When I got started, web stuff was so new and so simple that in hindsight it was amazing what you could get away with. You could just fly by the seat of your pants. I know I did. The first piece of web development I ever did was back in the mid nineties two days before my first interview. I wrote a Java servlet that simply took a single text parameter and queried a MySQL database using JDBC. I showed it at the interview and got a job as a web developer using Perl. I didn’t even know the Perl but still got the job. All I had to do, day-in, day-out was write HTML and scripts that responded to clicked links or submitted forms. Submit, refresh and display the result, job done, I can go home now. Creating a site wasn’t hard, almost anyone could do it and almost everyone was at the time. Life was simple and it was pretty much a level playing field. Now though, it is a totally different ball game. You’ll need good knowledge of at least a couple of languages, HTML, CSS (Yes we need it to work across all the major browsers), SQL, Javascript + a framework like jQuery + how to use AJAX.

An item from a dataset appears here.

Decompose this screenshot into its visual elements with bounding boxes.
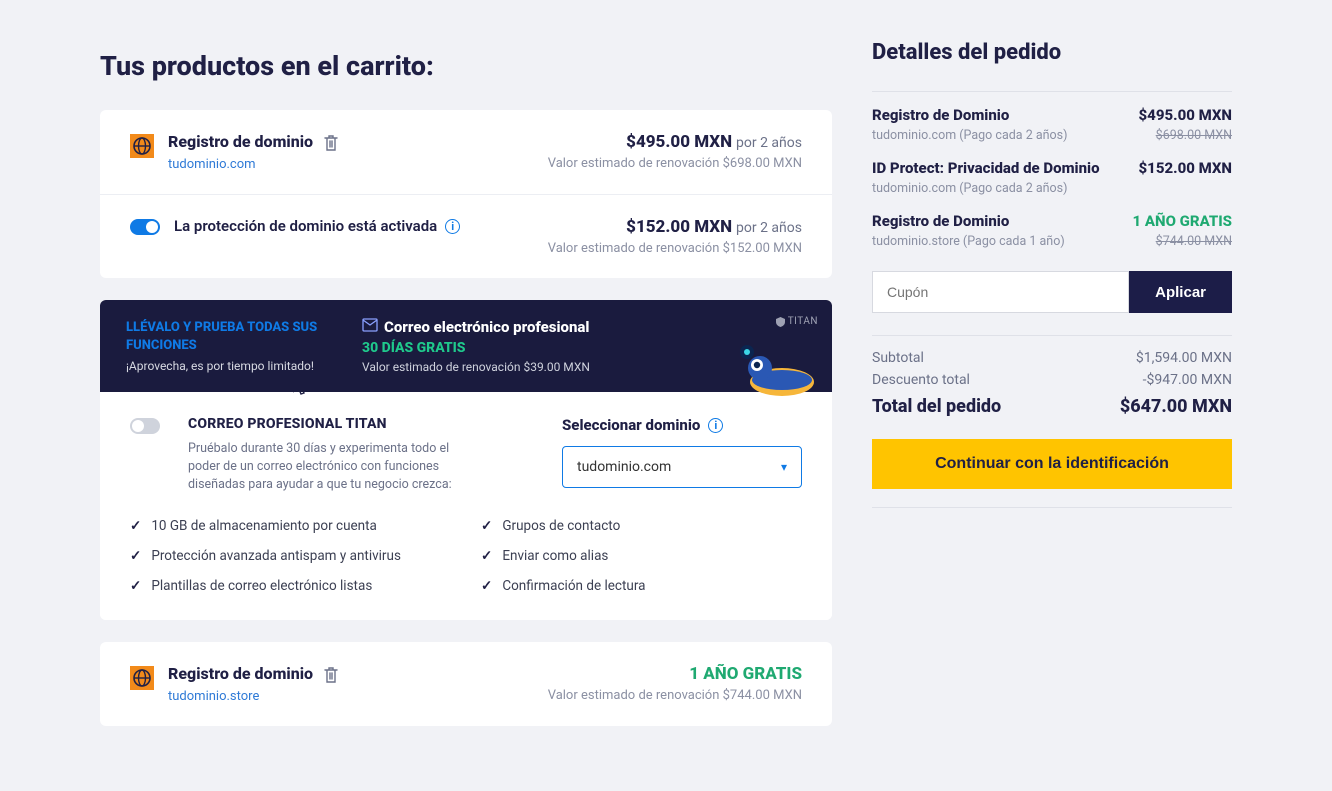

There is just so much that you need to know that if you’re not doing this in your spare time, how are you supposed to ever compete with the kids nearly half your age who can already do this stuff with their eyes closed. Even me, who does this stuff every day as a job has to learn more and more if I even want a chance of staying relevant and employable. I love learning, so it doesn’t bother me. Programming still turns me on and it has to if you ever want to make a go of doing this for a living. Sometimes you can be in the fortunate position of working for a company that really loves this stuff, so you can learn and grow, but I suspect the majority of IT related jobs are done in companies where IT is a second thought to their overall business goal. Where managers prefer to say “no” to your ideas rather then say “ZOMG we could totally awesomely AJAX dis bitch up!!!11!”. And the learning doesn’t just stop at work related subjects. There’s a lot to be said about learning new languages and techniques totally unrelated to your work. Not only for the mental stimulus but also how they can teach you to approach a subject in a new way. I admit this is perhaps one area where I don’t spend enough time, but I’m trying. So go forth and learn. Be totally fucking awesome.